Bad Homburg (hw). Vor 20 Jahren gab es das Sommermärchen, jetzt soll der „Sommernachtstraum“ folgen. Denn die Spiele der Fußball-Weltmeisterschaft in den USA, Mexiko und Kanada beginnen zum Teil erst, wenn bei uns im Taunus die Sonne schon untergegangen ist.
Damit gemeinsame Feiern unter freiem Himmel trotzdem möglich sind, erlaubt die Bundesregierung grundsätzlich Durchführung von öffentlichen Fernsehdarbietungen im Freien (Public Viewing) in Deutschland. Allerdings ist dazu eine Genehmigung nötig.
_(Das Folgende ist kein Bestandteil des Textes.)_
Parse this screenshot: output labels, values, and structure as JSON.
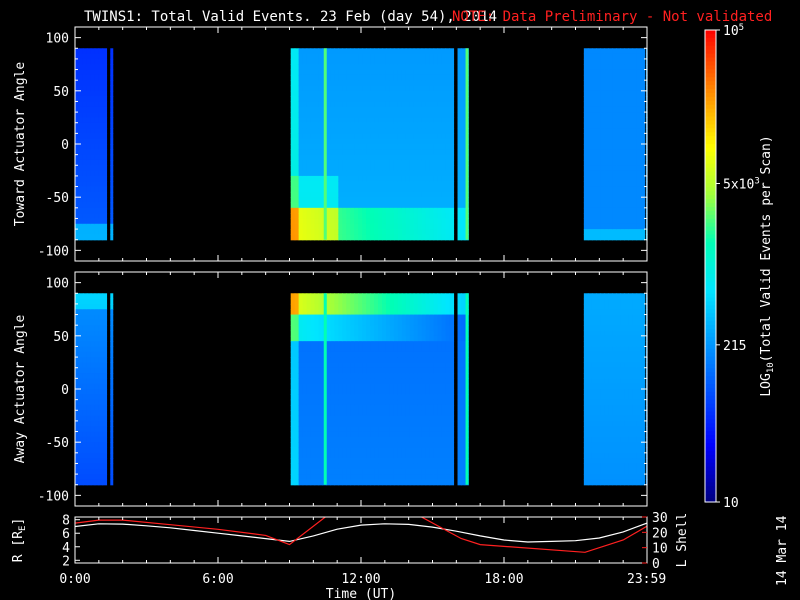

34 der insgesamt 104 Spiele beginnen erst ab 21 Uhr (Mitteleuropäischer Sommerzeit), somit können beim Public Viewing die allgemein geltenden Lärmschutzregelungen an vielen Orten nicht eingehalten werden. Aus diesem Grund dürfen die Spiele nur mit einer gebührenpflichtigen Ausnahmegenehmigung (Gebühr nach Zeitaufwand, mindestens jedoch 80 Euro) übertragen werden.
Der für die Public-Viewing-Veranstaltung verantwortliche Gewerbetreibende (Gastwirt beziehungsweise Veranstalter) hat diese Ausnahmegenehmigung unter Angabe der genauen örtlichen Lage zu beantragen. Dazu ist ein Grundrissplan nötig. Anträge für Bad Homburg sind beim Ordnungsamt zu stellen.
Für alle anderen Kommunen des Hochtaunuskreises findet sich der Antrag im Internet unter https://www.hochtaunuskreis.de/AntragPV-WM2026.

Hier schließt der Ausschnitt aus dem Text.